Thank you. The paint was medium in the scale of things, I would have being happy with it!


craigblues said:


> Looking good.


Cheers Craig


matsgarage said:


> Love these cars especially in this colour. Looks stunning :thumb:


Cheers Mat, the gold/bronze fleck was amazing in the flesh. I can't wait to do my next write up :thumb::thumb::thumb:


ercapoccia said:


> Awesome car, cracking job!


Thank you 


steve from wath said:


> cracking result for an enhancement Mike
> love to own a masser one day
> 
> so underestimated in my opinion always overshadowed by ferrari and lambos
> ...


I was discussing the different engines with the owner and would love to have had a go in it.
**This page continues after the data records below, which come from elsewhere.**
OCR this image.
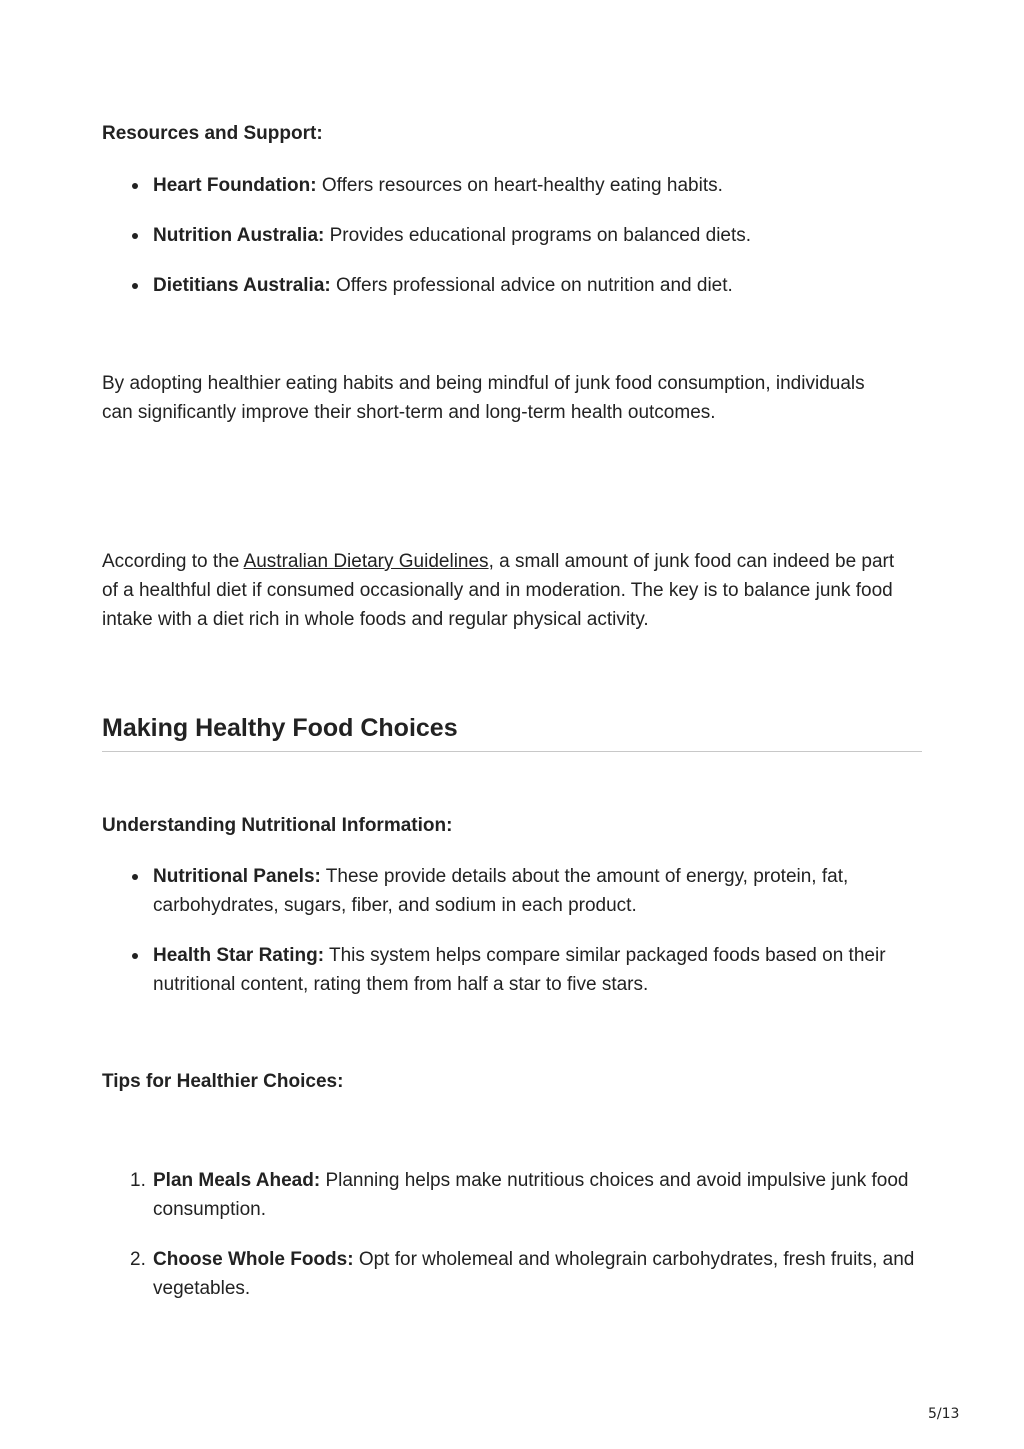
Resources and Support:

Heart Foundation: Offers resources on heart-healthy eating habits.
Nutrition Australia: Provides educational programs on balanced diets.
Dietitians Australia: Offers professional advice on nutrition and diet.

By adopting healthier eating habits and being mindful of junk food consumption, individuals can significantly improve their short-term and long-term health outcomes.

According to the Australian Dietary Guidelines, a small amount of junk food can indeed be part of a healthful diet if consumed occasionally and in moderation. The key is to balance junk food intake with a diet rich in whole foods and regular physical activity.

Making Healthy Food Choices

Understanding Nutritional Information:

Nutritional Panels: These provide details about the amount of energy, protein, fat, carbohydrates, sugars, fiber, and sodium in each product.
Health Star Rating: This system helps compare similar packaged foods based on their nutritional content, rating them from half a star to five stars.

Tips for Healthier Choices:

1. Plan Meals Ahead: Planning helps make nutritious choices and avoid impulsive junk food consumption.
2. Choose Whole Foods: Opt for wholemeal and wholegrain carbohydrates, fresh fruits, and vegetables.
5/13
I think I would have a permanent smile if I owned one... Lovely sound

Cheers Steve, it was a pleasure to work on, as always.


----------



## RandomlySet (Jul 10, 2007)

Very nice. Got one of these to do myself in 12days time. My customer picks it up on Saturday 

Can't wait to get my hands on it as I have "Free Reign" to do what I like


----------



## Deeper Detail (Oct 31, 2010)

-Mat- said:


> Very nice. Got one of these to do myself in 12days time. My customer picks it up on Saturday
> 
> Can't wait to get my hands on it as I have "Free Reign" to do what I like


Cheers Mat. I had a similar thing, but loved finishing her off :lol:


----------